The president has no lawful power to refuse funds that Congress has allocated. Yet it seems that Trump may have moved to cut off support for Ukraine—illegally—in hopes that he could prompt that country to look into a political opponent.
Trump said Monday that he withheld the funds because of "corruption" in the country. He contradicted that messaging on Tuesday, telling the United Nations that he kept the money over frustrations with Europe's lack of monetary support.
Pelosi's about-face on impeachment represents a major shift for the congresswoman, who up until this point has maintained that such proceedings would have disastrous political consequences for Democrats. And she isn't the only one to have a change of heart. Many liberal lawmakers who once opposed the idea have reversed course in light of the new information, with those legislators now topping 150 out of 235. The House speaker will move to create a special committee to investigate the matter.
Trump has leveled similar accusations against Biden.
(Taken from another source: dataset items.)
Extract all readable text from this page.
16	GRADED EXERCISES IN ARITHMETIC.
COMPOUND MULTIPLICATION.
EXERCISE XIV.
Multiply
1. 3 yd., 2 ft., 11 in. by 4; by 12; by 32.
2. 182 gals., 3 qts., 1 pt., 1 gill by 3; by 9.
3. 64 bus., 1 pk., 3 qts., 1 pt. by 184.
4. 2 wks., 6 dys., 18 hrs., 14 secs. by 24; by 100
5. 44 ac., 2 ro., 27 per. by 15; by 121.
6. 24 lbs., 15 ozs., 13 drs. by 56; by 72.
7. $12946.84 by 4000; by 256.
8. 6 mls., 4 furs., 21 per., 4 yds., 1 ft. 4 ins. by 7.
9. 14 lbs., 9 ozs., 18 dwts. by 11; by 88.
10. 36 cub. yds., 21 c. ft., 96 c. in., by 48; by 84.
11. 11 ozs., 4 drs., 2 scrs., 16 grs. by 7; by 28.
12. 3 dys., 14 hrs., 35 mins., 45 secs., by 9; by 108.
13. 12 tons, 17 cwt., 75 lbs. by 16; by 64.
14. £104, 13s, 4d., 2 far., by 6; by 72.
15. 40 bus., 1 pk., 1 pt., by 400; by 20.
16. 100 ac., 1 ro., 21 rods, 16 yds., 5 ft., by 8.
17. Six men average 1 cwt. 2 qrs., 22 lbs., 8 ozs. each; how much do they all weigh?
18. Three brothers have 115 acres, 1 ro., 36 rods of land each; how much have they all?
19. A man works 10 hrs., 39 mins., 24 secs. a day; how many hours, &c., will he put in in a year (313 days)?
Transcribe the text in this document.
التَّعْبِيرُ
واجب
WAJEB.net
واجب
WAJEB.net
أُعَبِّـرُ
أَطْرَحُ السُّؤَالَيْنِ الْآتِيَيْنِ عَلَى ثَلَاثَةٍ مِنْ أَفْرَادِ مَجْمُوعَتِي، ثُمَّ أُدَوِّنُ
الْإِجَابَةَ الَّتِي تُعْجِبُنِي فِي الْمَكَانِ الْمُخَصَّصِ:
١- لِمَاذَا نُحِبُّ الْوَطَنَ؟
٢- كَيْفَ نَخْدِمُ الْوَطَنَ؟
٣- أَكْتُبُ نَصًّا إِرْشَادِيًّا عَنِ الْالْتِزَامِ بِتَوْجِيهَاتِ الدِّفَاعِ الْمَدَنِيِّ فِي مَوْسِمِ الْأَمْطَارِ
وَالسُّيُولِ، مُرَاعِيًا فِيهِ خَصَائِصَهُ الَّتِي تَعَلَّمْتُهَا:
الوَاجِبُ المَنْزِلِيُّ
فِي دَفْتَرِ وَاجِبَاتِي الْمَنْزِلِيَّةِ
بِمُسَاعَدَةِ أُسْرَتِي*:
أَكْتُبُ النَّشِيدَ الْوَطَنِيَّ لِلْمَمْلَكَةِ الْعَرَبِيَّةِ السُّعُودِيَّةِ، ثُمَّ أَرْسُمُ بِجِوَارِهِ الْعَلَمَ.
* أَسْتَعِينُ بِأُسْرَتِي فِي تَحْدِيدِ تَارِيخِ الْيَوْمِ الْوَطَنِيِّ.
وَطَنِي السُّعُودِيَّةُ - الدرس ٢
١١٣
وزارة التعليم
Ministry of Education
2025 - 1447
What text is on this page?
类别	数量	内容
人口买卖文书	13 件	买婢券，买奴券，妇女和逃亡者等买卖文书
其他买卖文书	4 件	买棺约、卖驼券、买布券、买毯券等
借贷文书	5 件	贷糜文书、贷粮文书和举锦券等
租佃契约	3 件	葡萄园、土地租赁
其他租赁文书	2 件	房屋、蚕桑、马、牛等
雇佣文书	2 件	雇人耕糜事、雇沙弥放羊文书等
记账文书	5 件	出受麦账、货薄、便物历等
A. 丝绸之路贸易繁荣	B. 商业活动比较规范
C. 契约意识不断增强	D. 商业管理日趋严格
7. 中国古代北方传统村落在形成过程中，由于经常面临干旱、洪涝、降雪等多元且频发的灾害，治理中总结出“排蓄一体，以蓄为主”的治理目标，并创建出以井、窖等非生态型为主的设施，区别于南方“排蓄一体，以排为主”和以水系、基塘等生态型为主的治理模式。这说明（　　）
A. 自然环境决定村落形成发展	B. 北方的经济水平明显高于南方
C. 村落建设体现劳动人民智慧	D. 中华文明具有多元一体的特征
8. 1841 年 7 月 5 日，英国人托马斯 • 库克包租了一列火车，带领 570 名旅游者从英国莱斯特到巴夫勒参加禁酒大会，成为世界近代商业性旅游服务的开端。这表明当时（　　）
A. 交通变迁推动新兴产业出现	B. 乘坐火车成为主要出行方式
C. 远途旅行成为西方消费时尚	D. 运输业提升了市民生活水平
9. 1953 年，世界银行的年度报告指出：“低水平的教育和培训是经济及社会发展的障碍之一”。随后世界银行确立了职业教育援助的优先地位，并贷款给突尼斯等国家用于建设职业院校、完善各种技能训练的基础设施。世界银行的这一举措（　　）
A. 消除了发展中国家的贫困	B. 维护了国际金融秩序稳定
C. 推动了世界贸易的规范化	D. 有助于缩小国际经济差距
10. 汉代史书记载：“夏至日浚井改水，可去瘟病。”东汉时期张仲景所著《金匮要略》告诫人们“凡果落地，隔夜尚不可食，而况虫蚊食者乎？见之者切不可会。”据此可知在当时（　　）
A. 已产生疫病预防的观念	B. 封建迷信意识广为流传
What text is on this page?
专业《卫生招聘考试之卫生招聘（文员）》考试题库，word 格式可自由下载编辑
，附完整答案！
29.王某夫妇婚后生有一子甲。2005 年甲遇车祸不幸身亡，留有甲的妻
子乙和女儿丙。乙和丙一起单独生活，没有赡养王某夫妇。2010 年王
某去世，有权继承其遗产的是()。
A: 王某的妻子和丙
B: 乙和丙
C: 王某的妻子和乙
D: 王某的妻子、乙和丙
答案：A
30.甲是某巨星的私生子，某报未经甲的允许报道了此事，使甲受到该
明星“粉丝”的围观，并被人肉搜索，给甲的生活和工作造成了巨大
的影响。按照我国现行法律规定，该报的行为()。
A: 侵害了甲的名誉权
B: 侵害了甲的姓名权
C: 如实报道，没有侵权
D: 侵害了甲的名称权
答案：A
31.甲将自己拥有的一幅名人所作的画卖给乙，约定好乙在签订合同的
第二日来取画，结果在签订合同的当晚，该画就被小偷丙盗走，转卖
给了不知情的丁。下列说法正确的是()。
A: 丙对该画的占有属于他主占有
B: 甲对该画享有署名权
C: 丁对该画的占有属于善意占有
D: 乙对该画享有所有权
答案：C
He alleges that the former vice president refused to give Ukraine funding in order to help his son, Hunter, although it's worth noting that Trump has not yet been able to furnish proof to support that claim. In 2016, Biden threatened to withhold $1 billion in U.S. aid if a prosecutor—who had been accused of corruption by multiple international agencies—was not removed from office. Some in Trump's circle allege that the former vice president did so in order to shield his son from investigations pertaining to his role on the board of a Ukrainian gas company that was mired in scandal.
At a press conference today, Biden criticized the president and accused him of abusing his office for personal gain. "We have a president who believes there is no limit to his power," Biden said. "We have a president who believes he can do anything and get away with it. We have a president who believes he is above the law."